Supremo Tribunal Federal determinou no dia 8 de junho que o Governo voltasse atrás e divulgasse os números completos, mas por três dias, o MS passou a divulgar apenas os óbitos do dia confirmados como Covid-19, omitindo as mortes de dias anteriores que não foram prontamente diagnosticadas. Caso a pedalada funerária tivesse sido mantida, estima-se que sete mil mortos desapareceriam ao longo de nove dias.
Consequências a nível internacional aguardam países que não são transparentes com seus dados. A Rússia de Vladimir Putin foi obrigada pela pressão externa a recontar seus mortos. Ao exibir uma taxa de mortalidade curiosamente baixa (1,3% dos infectados, uma das menores do mundo), o país, que tem histórico de opacidade, levantou suspeitas.

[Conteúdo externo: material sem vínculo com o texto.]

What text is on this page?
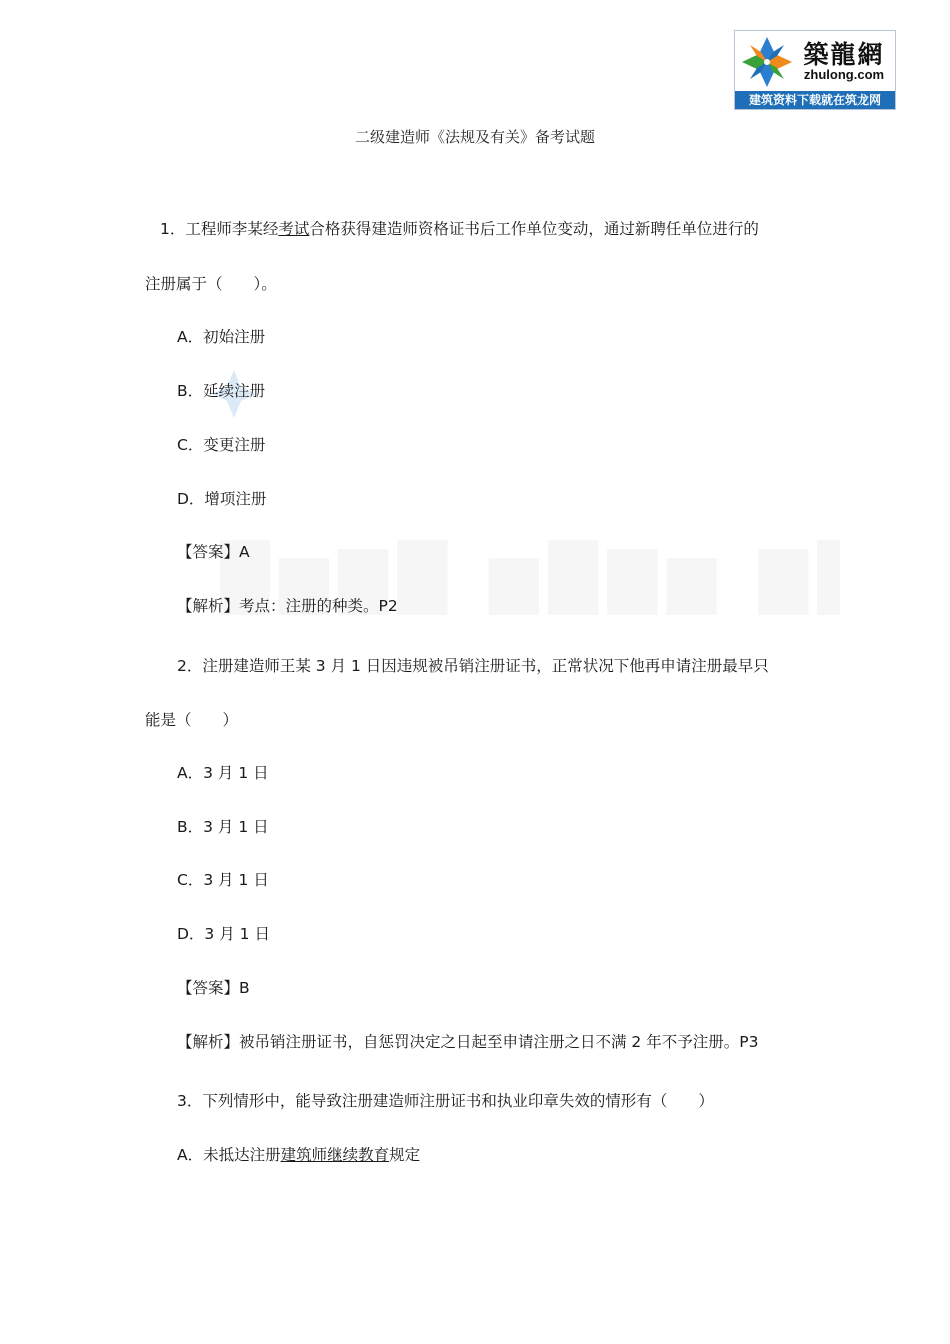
築龍網
zhulong.com
建筑资料下载就在筑龙网
二级建造师《法规及有关》备考试题
1．工程师李某经考试合格获得建造师资格证书后工作单位变动，通过新聘任单位进行的
注册属于（　　）。
A．初始注册
B．延续注册
C．变更注册
D．增项注册
【答案】A
【解析】考点：注册的种类。P2
2．注册建造师王某 3 月 1 日因违规被吊销注册证书，正常状况下他再申请注册最早只
能是（　　）
A．3 月 1 日
B．3 月 1 日
C．3 月 1 日
D．3 月 1 日
【答案】B
【解析】被吊销注册证书，自惩罚决定之日起至申请注册之日不满 2 年不予注册。P3
3．下列情形中，能导致注册建造师注册证书和执业印章失效的情形有（　　）
A．未抵达注册建筑师继续教育规定
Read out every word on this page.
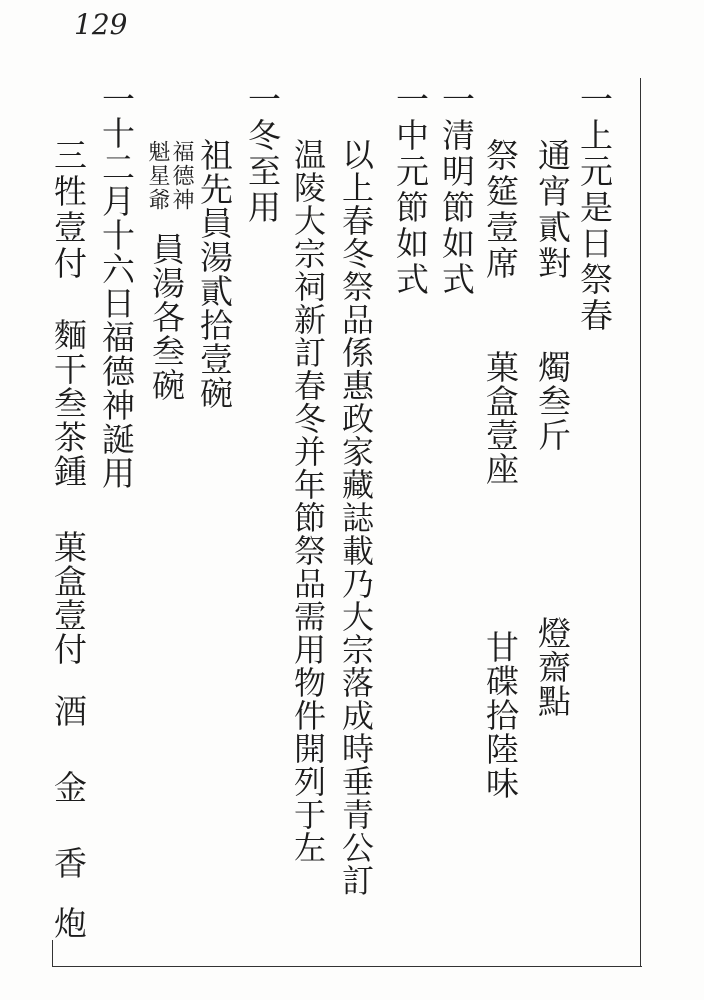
129
一上元是日祭春
通宵貳對
燭叁斤
燈齋點
祭筵壹席
菓盒壹座
甘碟拾陸味
一清明節如式
一中元節如式
以上春冬祭品係惠政家藏誌載乃大宗落成時垂青公訂
温陵大宗祠新訂春冬并年節祭品需用物件開列于左
一冬至用
祖先員湯貳拾壹碗
福德神
魁星爺
員湯各叁碗
一十二月十六日福德神誕用
三牲壹付
麵干叁茶鍾
菓盒壹付
酒
金
香
炮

Após a recontagem, o número de óbitos registrados na capital, Moscou, mais que dobrou, de 639 para 1 561.
“No apagão do último fim de semana, nós percebemos que o Ministério da Saúde publicou o número de mortes errado. Dias depois eles corrigiram, mas nosso boletim, que sai todos os dias às 8 p.m., continuou reportando o número de óbitos pelo método original”, afirma Álvaro Justen. Por conta da constância mais confiável das publicações, Álvaro Justen afirma que diversas instituições governamentais utilizam os dados da Brasil.IO como fonte para embasar decisões de políticas públicas e projetos de lei, e não o próprio MS.

“Acompanhamos a pandemia desde 20 de março e, desde então, publicamos o número de casos em todos os municípios brasileiros. O MS começou a publicar as informações específicas para as cidades 2 meses depois de termos começado a fazer isso”, diz Álvaro Justen. As informações regionalizadas são fundamentais para que gestores criem políticas públicas eficientes.

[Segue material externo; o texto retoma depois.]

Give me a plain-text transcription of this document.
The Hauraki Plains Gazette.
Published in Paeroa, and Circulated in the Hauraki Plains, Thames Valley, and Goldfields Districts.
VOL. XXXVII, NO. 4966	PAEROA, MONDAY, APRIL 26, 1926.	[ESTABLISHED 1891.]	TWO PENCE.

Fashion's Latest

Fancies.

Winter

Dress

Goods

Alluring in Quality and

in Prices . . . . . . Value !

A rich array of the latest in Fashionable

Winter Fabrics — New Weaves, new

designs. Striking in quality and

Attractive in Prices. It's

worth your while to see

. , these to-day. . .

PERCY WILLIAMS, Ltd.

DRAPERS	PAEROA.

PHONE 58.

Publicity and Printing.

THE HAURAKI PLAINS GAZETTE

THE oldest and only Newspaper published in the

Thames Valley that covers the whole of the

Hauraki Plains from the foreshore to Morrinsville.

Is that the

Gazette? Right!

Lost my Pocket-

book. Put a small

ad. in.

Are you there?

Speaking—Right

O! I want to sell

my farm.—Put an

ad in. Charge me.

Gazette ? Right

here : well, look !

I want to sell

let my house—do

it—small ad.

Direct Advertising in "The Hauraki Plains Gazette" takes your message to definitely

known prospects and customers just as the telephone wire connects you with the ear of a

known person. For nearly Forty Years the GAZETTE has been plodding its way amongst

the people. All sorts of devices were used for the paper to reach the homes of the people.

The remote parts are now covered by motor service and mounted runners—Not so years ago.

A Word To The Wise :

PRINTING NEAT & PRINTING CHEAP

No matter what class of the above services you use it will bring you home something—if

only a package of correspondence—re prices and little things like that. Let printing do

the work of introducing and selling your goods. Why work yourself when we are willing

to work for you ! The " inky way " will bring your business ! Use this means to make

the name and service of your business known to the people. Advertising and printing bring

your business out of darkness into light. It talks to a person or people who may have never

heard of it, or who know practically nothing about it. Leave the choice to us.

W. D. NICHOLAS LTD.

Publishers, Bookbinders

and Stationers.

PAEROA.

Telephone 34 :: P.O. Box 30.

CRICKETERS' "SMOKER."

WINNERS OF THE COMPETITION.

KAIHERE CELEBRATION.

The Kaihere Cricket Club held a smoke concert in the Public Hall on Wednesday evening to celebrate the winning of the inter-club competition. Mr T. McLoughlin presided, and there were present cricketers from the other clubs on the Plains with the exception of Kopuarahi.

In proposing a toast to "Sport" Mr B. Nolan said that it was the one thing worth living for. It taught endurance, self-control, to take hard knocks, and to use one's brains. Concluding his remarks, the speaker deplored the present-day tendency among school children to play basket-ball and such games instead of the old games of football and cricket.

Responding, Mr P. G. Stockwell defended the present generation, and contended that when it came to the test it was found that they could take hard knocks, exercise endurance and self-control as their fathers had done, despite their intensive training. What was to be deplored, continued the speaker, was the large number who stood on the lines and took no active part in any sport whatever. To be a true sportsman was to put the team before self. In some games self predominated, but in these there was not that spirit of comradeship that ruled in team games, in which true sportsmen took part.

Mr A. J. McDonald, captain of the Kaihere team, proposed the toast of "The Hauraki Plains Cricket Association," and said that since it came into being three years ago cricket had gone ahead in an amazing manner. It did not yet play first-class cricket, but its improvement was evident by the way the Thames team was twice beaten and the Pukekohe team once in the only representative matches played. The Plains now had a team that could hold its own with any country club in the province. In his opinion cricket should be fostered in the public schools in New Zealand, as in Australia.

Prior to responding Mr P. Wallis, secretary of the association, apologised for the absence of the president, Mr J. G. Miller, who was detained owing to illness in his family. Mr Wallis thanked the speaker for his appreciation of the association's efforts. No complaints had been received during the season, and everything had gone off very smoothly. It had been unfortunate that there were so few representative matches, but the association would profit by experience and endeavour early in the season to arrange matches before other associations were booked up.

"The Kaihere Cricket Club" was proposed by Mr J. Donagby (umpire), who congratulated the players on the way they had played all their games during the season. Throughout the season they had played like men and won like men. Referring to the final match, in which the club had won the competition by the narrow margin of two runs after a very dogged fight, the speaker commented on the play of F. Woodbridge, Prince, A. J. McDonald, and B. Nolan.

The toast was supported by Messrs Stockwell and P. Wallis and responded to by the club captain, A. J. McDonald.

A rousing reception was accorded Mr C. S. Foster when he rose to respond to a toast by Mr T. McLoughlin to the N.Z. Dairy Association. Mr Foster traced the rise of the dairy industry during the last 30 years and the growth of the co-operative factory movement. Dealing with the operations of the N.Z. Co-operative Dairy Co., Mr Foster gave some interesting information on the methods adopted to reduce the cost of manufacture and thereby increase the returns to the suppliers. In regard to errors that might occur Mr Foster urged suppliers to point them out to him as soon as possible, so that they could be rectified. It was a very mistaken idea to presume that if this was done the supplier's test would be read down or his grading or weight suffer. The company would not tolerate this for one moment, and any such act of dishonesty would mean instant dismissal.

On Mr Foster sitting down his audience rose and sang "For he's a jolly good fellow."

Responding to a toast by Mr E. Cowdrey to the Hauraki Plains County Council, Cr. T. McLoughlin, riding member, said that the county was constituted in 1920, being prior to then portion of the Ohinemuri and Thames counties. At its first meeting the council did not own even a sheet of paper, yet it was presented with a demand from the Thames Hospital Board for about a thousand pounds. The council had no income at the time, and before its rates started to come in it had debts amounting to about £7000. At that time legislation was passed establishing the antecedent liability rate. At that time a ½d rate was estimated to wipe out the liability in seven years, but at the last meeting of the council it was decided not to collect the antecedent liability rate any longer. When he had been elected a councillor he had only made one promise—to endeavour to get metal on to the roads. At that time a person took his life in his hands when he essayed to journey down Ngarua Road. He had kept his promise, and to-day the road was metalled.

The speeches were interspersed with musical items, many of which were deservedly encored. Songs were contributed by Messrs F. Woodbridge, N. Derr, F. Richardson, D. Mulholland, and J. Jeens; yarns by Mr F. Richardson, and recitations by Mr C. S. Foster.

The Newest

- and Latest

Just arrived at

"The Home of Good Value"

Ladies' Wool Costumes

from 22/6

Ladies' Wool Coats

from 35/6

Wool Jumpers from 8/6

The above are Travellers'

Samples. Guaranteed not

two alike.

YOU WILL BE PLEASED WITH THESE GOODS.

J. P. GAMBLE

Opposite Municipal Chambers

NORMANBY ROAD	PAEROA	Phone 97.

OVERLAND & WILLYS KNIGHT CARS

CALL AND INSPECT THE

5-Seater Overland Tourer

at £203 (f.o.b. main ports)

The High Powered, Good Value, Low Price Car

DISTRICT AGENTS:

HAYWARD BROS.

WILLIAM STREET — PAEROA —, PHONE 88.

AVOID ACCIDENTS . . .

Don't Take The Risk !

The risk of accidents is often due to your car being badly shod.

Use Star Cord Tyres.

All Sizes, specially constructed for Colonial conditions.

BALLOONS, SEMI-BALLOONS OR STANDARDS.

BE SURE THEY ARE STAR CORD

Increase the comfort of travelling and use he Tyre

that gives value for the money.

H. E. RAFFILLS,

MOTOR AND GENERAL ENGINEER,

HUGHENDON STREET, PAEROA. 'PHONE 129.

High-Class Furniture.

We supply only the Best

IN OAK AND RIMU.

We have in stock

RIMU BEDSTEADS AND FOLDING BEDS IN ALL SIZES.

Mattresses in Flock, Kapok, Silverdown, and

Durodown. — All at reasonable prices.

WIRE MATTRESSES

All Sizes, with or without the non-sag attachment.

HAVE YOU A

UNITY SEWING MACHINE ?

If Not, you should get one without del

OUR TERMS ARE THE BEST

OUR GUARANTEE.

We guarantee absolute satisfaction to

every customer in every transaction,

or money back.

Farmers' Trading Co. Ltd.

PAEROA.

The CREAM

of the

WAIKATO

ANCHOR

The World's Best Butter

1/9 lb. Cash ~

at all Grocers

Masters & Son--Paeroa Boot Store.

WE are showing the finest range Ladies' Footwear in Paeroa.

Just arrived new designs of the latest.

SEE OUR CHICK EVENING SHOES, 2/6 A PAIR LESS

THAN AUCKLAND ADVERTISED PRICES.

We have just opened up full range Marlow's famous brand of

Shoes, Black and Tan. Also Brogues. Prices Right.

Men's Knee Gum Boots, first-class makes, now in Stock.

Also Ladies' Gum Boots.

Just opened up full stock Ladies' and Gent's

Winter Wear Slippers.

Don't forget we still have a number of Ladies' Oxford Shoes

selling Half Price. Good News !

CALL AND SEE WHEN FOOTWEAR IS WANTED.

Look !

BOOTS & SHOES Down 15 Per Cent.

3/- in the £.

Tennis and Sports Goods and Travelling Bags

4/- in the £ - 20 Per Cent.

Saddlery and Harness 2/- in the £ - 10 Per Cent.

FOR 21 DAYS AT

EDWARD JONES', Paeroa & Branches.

Álvaro Justen afirma que, devido a proporção do país, não é possível olhar para o Brasil e tentar achar um pico de contágio do novo coronavírus. “A pandemia acontece de maneira diferente pelas várias regiões. Existem lugares onde a situação começou a piorar agora, em outros, a transmissão já está se estabilizando. Analisar o Brasil como um todo é mascarar coisas que acontecem a nível regional”, diz o programador e analista de dados.
A falta da compreensão da doença a nível local faz com que tentativas de se adotar quarentena ou reabrir atividades comerciais sejam um tiro no escuro. Gestores públicos precisam compreender onde estão no gráfico da curva de contágio. O histórico dos óbitos em cada cidade brasileira, desde antes da pandemia, também está presente na plataforma.
Qualidade de informações
Outra contribuição do Brasil.IO é a colaboração com secretarias estaduais. A iniciativa que auxilia os órgãos públicos a produzir documentos que sejam fáceis de se acessar e tenham estrutura uniforme, para que possam ser mais facilmente estudados por analistas de informação. “Tiramos dúvidas dos técnicos das secretarias para ajudar a publicar os dados da melhor maneira possível”, diz Álvaro Justen.
A falta de padronização não acontece somente na pandemia, explica o programador, embora a demanda de se publicar relatórios todos os dias tenha sobrecarregado os órgãos de saúde. “A falta da estruturação dos dados se deve a um despreparo das pessoas responsáveis para lidar com esses dados”.